For its part, GTC can engineer the gene encoding the selected antibody into transgenic goats that will produce the antibody in their milk. The antibody is then purified from the goat's milk. With a small herd of such transgenic goats, sufficient volume of an antibody could theoretically be produced to meet even large market needs.

"We believe this agreement may lead to an additional transgenic production contract between the two companies, as Genzyme Trangenics' technology is a complementary fit with Abgenix's development efforts on human monoclonal antibodies," Elise Wang, first vice president of PaineWebber Inc. in New York, wrote in a research paper. "In our opinion, Genzyme Transgenics is the leader in applying transgenic technology to the development of therapeutic proteins with its lead compound, transgenic ATIII, successfully completing one of two pivotal Phase III trials."

GTC, which is headquartered in Framingham, Mass., applies transgenic technology to the development and production of monoclonal antibodies and other recombinant proteins for therapeutic and biomedical uses.

It has collaborations with eight partners on 11 different monoclonal antibodies and immunoglobulin fusion molecules.

Currently, GTC has five products in Phase II trials:

¿ D2E7, a fully human monoclonal antibody for rheumatoid arthritis that is moving into Phase III;

¿ Antegren, another humanized monoclonal antibody, for neurological disorders;

¿ CTLA4Ig, an immunoglobulin fusion/soluble receptor for rheumatoid arthritis;

¿ PRO542, a CD4/immunoglobulin fusion antibody for HIV and AIDS; and

¿ an unnamed immunoglobulin fusion protein for organ transplant rejection and autoimmune disorders.

The company, along with Genzyme General, of Cambridge, Mass., recently reported positive Phase III data for transgenically produced recombinant human antithrombin III (rhATIII).
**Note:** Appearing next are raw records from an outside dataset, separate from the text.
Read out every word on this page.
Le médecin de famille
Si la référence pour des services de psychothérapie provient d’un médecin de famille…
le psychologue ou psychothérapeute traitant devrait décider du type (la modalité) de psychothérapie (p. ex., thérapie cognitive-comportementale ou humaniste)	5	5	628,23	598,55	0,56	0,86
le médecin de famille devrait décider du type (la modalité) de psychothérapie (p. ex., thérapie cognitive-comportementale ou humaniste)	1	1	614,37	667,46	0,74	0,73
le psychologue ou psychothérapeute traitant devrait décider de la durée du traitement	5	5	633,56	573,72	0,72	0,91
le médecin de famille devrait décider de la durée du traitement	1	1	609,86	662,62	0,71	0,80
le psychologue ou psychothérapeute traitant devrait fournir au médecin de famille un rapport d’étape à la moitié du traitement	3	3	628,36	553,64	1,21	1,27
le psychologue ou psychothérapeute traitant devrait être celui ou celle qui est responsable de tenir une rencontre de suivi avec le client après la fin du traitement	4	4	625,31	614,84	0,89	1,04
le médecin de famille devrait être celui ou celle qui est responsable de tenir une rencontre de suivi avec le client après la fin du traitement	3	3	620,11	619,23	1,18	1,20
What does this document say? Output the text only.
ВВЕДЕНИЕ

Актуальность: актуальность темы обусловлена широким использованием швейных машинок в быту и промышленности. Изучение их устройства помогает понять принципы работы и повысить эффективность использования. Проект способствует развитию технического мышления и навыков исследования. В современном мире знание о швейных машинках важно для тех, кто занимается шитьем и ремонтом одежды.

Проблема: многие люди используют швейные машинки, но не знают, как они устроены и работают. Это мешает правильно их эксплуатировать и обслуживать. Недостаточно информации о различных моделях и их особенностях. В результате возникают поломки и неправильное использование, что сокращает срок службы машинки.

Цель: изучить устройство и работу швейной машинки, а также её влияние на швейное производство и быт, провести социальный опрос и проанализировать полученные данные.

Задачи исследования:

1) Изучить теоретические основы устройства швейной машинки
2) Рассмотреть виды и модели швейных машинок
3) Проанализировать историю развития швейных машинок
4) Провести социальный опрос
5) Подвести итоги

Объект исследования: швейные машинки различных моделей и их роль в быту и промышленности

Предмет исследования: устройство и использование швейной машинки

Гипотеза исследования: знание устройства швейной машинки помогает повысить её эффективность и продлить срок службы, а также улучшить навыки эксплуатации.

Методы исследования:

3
The drug is designed to restore sensitivity to the anticoagulant heparin in patients who are resistant and who undergo elective heart surgery that requires cardiopulmonary bypass. (See BioWorld Today, Jan. 11, 2000, p. 1.)

Manufacturing Deal A First For Abgenix

The deal with GTC is Abgenix's first for commercial transgenic manufacturing; the company needed to move now because it takes about two years to establish a productive herd of animals, which is in line with ABX-IL8's regulatory timetable.
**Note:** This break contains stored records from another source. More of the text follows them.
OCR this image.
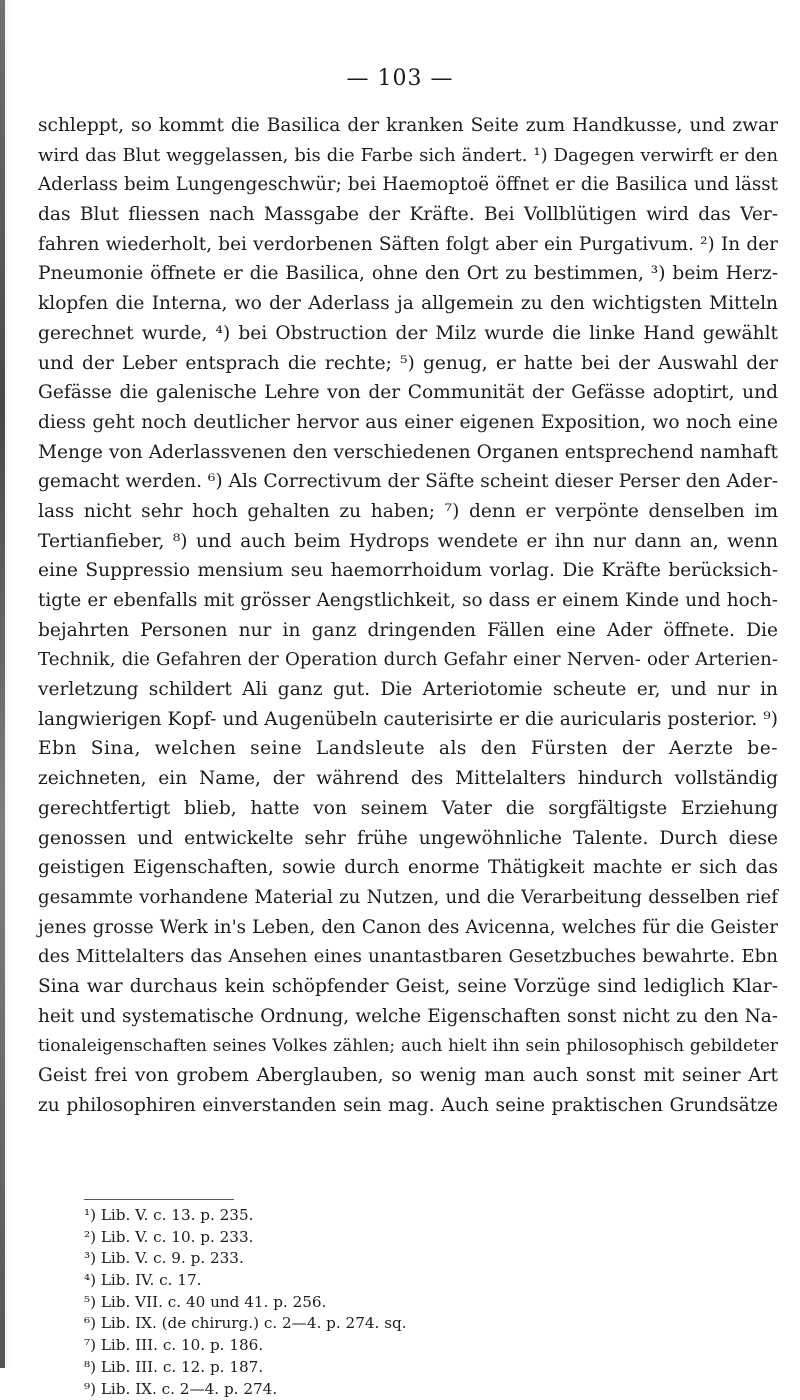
— 103 —
schleppt, so kommt die Basilica der kranken Seite zum Handkusse, und zwar
wird das Blut weggelassen, bis die Farbe sich ändert. ¹) Dagegen verwirft er den
Aderlass beim Lungengeschwür; bei Haemoptoë öffnet er die Basilica und lässt
das Blut fliessen nach Massgabe der Kräfte. Bei Vollblütigen wird das Ver-
fahren wiederholt, bei verdorbenen Säften folgt aber ein Purgativum. ²) In der
Pneumonie öffnete er die Basilica, ohne den Ort zu bestimmen, ³) beim Herz-
klopfen die Interna, wo der Aderlass ja allgemein zu den wichtigsten Mitteln
gerechnet wurde, ⁴) bei Obstruction der Milz wurde die linke Hand gewählt
und der Leber entsprach die rechte; ⁵) genug, er hatte bei der Auswahl der
Gefässe die galenische Lehre von der Communität der Gefässe adoptirt, und
diess geht noch deutlicher hervor aus einer eigenen Exposition, wo noch eine
Menge von Aderlassvenen den verschiedenen Organen entsprechend namhaft
gemacht werden. ⁶) Als Correctivum der Säfte scheint dieser Perser den Ader-
lass nicht sehr hoch gehalten zu haben; ⁷) denn er verpönte denselben im
Tertianfieber, ⁸) und auch beim Hydrops wendete er ihn nur dann an, wenn
eine Suppressio mensium seu haemorrhoidum vorlag. Die Kräfte berücksich-
tigte er ebenfalls mit grösser Aengstlichkeit, so dass er einem Kinde und hoch-
bejahrten Personen nur in ganz dringenden Fällen eine Ader öffnete. Die
Technik, die Gefahren der Operation durch Gefahr einer Nerven- oder Arterien-
verletzung schildert Ali ganz gut. Die Arteriotomie scheute er, und nur in
langwierigen Kopf- und Augenübeln cauterisirte er die auricularis posterior. ⁹)
Ebn Sina, welchen seine Landsleute als den Fürsten der Aerzte be-
zeichneten, ein Name, der während des Mittelalters hindurch vollständig
gerechtfertigt blieb, hatte von seinem Vater die sorgfältigste Erziehung
genossen und entwickelte sehr frühe ungewöhnliche Talente. Durch diese
geistigen Eigenschaften, sowie durch enorme Thätigkeit machte er sich das
gesammte vorhandene Material zu Nutzen, und die Verarbeitung desselben rief
jenes grosse Werk in's Leben, den Canon des Avicenna, welches für die Geister
des Mittelalters das Ansehen eines unantastbaren Gesetzbuches bewahrte. Ebn
Sina war durchaus kein schöpfender Geist, seine Vorzüge sind lediglich Klar-
heit und systematische Ordnung, welche Eigenschaften sonst nicht zu den Na-
tionaleigenschaften seines Volkes zählen; auch hielt ihn sein philosophisch gebildeter
Geist frei von grobem Aberglauben, so wenig man auch sonst mit seiner Art
zu philosophiren einverstanden sein mag. Auch seine praktischen Grundsätze
¹) Lib. V. c. 13. p. 235.
²) Lib. V. c. 10. p. 233.
³) Lib. V. c. 9. p. 233.
⁴) Lib. IV. c. 17.
⁵) Lib. VII. c. 40 und 41. p. 256.
⁶) Lib. IX. (de chirurg.) c. 2—4. p. 274. sq.
⁷) Lib. III. c. 10. p. 186.
⁸) Lib. III. c. 12. p. 187.
⁹) Lib. IX. c. 2—4. p. 274.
Abgenix, which raised $630 million in a recent follow-on public offering, started a Phase II trial with ABX-IL8 earlier this month. The multicenter, placebo-controlled trial is expected to enroll 90 patients with moderate to severe psoriasis. An interim review of data is possible by the end of the year. Future additional Phase II trials are under consideration for psoriasis and other indications, including rheumatoid arthritis and cancer.

ABX-IL8 is a fully human monoclonal antibody developed using Abgenix's XenoMouse technology. ABX-IL8 targets the interleukin-8 cytokine, which can cause unwanted inflammation. There is evidence that IL-8 contributes to a number of inflammatory diseases, including psoriasis, rheumatoid arthritis and inflammatory bowel disease.

ABX-IL8 may intervene at multiple steps in the disease pathology by blocking IL-8, the company said.

Genzyme Transgenics' stock (NASDAQ:GZTC) closed Tuesday at $20.937, up 43.75 cents. Abgenix's stock (NASDAQ:ABGX) closed Tuesday at $98, down $6.